The answer I’d usually get (yes, this happened more than once) was "Hot? NOOOO! See." This was always followed by Jose taking a large bite of whichever fully loaded tortilla he was eating, and smiling the easy kind of smile only possible when your entire alimentary canal, from taste buds to sigmoid colon, is not on fire.

Not wanting to be a sissy, I’d graciously accept one of those innocuous looking burritos and take a bite, and another ... and another. Then my mouth would go numb, my nose would run like a faucet, smoke would roll out of my ears, my eyeballs would fall out of their sockets onto my cheeks, my entire gastrointestinal tract would shout "WATER, WATER, YOU FOOL," and my roasted bowels and I would stagger blindly to the nearest drinking fountain. Sometimes I’d remain there for the better part of an hour. My Mexican friends never seemed to tire of this kind of entertainment, and I never seemed to learn.

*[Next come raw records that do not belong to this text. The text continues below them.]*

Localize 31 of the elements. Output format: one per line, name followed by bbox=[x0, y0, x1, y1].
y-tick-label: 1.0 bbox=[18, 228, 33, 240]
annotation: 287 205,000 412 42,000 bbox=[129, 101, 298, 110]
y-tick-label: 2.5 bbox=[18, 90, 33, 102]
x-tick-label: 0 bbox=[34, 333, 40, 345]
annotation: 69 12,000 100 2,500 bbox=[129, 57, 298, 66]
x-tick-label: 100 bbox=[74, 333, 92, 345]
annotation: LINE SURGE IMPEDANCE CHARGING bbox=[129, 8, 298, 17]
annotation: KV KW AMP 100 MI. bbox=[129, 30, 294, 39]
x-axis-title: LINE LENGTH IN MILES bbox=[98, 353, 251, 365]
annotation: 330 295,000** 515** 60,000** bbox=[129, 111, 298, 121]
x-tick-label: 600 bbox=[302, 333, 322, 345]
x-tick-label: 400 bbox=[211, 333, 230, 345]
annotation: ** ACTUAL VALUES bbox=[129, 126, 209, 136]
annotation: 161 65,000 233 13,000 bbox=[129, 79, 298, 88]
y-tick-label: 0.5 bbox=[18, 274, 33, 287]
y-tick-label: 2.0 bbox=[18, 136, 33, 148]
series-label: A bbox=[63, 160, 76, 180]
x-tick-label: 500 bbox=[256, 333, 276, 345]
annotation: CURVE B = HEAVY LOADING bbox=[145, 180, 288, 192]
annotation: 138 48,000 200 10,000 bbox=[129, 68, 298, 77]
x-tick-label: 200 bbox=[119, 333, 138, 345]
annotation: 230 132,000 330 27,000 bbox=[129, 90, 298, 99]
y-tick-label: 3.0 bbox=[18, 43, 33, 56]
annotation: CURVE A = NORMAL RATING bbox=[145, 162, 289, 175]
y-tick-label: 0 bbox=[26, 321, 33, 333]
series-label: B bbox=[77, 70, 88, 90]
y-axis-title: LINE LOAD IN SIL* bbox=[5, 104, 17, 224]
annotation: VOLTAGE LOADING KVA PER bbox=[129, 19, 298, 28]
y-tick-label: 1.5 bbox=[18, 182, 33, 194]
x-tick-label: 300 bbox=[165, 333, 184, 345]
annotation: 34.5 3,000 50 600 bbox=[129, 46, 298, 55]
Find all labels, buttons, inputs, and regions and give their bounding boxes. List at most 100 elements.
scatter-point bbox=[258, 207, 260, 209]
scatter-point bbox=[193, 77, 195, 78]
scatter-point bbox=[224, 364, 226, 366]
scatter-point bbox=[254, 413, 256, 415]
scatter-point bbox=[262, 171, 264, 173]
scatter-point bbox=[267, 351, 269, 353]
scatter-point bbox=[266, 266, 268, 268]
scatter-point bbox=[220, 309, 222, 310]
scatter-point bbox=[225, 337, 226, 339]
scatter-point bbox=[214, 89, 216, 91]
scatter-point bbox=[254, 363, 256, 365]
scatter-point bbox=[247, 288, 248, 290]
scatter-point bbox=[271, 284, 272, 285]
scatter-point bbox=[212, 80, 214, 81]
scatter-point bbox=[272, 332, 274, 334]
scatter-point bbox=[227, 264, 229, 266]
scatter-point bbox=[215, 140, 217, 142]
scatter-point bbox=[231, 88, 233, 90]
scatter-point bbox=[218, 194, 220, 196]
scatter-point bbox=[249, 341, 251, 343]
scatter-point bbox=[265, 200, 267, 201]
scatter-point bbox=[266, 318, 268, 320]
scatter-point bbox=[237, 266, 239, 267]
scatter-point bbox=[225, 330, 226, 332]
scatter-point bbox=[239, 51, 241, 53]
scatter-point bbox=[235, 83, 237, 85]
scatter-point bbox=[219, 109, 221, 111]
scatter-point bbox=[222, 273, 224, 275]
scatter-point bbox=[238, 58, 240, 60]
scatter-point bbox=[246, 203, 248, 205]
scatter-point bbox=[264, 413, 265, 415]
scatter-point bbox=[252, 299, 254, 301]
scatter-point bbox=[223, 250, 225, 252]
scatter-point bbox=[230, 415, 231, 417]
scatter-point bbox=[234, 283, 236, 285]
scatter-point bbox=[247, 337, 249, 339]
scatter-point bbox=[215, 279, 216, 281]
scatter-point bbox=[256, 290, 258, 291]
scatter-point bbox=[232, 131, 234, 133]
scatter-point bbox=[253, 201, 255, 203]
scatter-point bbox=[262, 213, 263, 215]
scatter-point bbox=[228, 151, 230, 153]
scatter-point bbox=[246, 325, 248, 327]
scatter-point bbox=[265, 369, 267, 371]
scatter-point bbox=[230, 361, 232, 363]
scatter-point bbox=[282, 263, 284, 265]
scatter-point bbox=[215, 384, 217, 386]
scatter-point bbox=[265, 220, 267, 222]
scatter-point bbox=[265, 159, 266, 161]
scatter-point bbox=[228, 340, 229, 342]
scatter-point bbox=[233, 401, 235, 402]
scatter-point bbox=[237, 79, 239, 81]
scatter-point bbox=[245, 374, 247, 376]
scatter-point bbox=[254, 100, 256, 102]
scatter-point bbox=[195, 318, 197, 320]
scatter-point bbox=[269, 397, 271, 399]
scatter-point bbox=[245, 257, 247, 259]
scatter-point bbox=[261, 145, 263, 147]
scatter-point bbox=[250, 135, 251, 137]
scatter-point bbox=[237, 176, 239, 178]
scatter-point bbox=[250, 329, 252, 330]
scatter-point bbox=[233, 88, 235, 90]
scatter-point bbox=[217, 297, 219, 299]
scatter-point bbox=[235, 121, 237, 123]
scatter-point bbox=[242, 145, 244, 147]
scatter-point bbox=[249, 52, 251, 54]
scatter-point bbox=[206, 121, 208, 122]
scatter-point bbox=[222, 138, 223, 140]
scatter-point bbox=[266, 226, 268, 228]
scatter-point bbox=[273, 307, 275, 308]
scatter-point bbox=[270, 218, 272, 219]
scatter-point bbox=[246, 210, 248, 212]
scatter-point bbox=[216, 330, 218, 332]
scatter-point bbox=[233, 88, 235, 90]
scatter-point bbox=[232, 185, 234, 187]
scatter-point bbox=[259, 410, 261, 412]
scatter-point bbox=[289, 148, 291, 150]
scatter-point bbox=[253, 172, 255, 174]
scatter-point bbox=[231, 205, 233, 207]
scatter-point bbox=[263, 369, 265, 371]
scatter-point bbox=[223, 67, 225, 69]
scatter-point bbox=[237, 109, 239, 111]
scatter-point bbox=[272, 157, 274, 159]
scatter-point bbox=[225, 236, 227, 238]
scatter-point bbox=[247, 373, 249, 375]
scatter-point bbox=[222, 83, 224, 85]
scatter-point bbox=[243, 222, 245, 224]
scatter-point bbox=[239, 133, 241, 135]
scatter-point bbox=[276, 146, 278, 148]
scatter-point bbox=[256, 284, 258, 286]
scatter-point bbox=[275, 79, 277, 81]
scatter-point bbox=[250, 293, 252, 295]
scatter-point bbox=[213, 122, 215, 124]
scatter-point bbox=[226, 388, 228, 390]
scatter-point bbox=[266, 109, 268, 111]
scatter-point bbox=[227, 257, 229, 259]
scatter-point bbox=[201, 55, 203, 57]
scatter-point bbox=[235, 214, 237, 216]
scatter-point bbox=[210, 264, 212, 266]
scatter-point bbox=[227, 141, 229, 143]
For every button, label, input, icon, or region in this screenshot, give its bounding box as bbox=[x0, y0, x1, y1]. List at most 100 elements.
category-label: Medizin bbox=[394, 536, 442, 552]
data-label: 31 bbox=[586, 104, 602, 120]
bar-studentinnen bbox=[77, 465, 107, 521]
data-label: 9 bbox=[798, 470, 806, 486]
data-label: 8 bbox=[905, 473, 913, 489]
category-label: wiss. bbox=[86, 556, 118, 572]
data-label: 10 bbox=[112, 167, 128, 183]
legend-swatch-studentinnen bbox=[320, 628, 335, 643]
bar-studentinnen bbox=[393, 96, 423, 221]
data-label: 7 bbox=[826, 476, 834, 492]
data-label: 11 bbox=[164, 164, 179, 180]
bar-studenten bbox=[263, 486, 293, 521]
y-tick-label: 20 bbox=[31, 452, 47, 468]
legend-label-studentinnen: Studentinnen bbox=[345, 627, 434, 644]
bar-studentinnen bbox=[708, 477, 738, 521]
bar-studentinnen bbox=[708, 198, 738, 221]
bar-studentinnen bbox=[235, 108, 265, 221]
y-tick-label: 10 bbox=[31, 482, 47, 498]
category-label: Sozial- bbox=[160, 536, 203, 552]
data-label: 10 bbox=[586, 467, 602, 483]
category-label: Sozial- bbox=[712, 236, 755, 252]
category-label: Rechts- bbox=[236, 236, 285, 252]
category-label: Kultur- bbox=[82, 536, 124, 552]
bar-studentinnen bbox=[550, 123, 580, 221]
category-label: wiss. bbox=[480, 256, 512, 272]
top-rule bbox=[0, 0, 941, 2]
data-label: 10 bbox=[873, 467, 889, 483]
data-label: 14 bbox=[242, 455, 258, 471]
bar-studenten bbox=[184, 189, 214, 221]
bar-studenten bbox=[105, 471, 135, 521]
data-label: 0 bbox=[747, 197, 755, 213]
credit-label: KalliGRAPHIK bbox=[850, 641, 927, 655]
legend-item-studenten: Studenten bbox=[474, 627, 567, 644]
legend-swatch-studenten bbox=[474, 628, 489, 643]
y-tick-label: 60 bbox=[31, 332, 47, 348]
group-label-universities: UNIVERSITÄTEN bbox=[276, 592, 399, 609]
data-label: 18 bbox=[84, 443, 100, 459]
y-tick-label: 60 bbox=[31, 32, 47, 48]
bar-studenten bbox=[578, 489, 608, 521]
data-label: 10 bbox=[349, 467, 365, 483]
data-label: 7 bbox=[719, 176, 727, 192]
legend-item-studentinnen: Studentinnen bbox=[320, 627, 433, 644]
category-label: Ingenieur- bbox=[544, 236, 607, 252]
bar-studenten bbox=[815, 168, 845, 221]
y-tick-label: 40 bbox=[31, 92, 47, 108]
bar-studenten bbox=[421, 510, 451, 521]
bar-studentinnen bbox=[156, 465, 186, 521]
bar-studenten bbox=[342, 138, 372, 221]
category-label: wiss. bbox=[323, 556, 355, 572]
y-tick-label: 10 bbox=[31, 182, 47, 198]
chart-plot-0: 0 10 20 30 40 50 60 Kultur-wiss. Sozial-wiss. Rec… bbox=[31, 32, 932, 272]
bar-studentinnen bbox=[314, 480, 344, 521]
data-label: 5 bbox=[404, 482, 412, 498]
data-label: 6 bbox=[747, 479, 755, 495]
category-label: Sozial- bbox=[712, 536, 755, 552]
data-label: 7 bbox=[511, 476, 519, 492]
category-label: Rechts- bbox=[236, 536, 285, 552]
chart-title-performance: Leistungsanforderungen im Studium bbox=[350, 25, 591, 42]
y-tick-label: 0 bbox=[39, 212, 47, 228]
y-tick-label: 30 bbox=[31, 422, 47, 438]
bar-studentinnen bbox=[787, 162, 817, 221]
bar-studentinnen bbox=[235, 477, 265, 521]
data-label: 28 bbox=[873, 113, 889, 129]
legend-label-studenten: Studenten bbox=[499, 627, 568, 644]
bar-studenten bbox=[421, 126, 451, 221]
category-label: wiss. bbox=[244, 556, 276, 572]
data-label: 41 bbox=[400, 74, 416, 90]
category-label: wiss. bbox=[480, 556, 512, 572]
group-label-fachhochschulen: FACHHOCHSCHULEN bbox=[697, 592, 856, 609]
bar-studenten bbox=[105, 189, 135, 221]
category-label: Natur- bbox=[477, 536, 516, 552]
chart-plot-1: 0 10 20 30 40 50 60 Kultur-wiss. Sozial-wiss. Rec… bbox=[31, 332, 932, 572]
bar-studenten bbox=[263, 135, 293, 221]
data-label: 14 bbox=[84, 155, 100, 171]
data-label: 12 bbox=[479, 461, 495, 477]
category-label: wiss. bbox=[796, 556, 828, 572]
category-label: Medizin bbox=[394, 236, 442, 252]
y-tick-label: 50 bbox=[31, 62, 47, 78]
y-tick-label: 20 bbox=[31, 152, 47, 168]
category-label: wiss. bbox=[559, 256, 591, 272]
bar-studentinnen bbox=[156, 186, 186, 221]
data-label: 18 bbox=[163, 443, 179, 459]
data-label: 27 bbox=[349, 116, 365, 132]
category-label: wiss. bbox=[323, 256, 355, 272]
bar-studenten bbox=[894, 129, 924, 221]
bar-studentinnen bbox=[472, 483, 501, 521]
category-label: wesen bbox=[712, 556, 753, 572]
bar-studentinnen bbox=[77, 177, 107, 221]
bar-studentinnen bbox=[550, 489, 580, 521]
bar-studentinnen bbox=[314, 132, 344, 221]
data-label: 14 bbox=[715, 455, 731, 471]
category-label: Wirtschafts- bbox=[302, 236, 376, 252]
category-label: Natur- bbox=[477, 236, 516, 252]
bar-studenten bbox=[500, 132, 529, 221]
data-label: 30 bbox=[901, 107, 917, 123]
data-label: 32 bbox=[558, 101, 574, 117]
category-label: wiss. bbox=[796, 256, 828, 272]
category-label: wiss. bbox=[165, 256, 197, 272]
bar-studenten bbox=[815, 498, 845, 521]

Another thing I never seemed to learn was that I was both physically and mentally incapable of learning Spanish. I would spot a pretty Mexican girl working on the assembly line, and ask one of my Mexican acquaintances if he could teach me a nice compliment I could offer her in Spanish, so as to impress her with my suave sophistication. My Mexican buddies were always happy to oblige. Sadly, the words and phrases I was given never produced the desired results. Often, in fact, the response was much too animated to suit me, and followed by a rapid-fire stream of Spanish expletives and very unpleasant hand gestures. At best, those newly memorized Spanish phrases produced way too much laughter. In one pathetic effort, I strode up to a lovely girl named Rosa, looked deeply into her sparkling brown eyes, and intoned: "He perdido la maleta." It sounded very smooth and romantic to me, but as I learned later only meant that I had lost my suitcase. Sadly, Mexican girls were not impressed by college nerds who wandered around seat belt factories looking for their suitcases.

But everything is a learning experience, and if you pay attention, making a fool of yourself can be instructional. When I returned to college, I realized that I needed to learn a foreign language, because ... well, because my advisor said it was a requirement. I also sensed that in the coming decades there would be millions of immigrants crossing our borders, bringing with them fascinating words and phrases from their homeland, working side-by-side with us, opening restaurants, contributing to our musical culture, making movies, operating cable TV channels, and enriching the fabric of America with bilingual assembly instructions for everything from bookshelves to computer hardware. I could see the future, and I wanted to be part of it. I was not going to go through life wallowing in ignorance, speaking only one language. No, I would go through life wallowing in ignorance, speaking two languages. I took a language that I knew would come in handy. I wallowed in German.

Yes, that’s right, GERMAN! There may have been some rationale for taking German at the time, but I don’t remember what it was. Much of the ‘60s are a blur to me now. Actually, they were a blur back then, too. What I do know is that after sweating through two miserable semesters of German, here is the sum total of what I learned:

Q: Was ist das? (What is that?)

A: Ich haben gasangriff. Ist der McGoldklumpen Hahnchenstuckchen. (Chicken McNuggets always give me gas.)


Oh yeah, and "ziegenkase" means "goat cheese," and "apfelstrudel" means "apple strudel." Try using any of that in a Mexican restaurant.

I am still linguistically impaired. So, if you are fluent in Spanish, and anything in that column last week sounded goofy, blame Senor Ervin Stander. In fact, go knock on his door late some night and tell him that you’ve lost your suitcase. It’ll serve him right.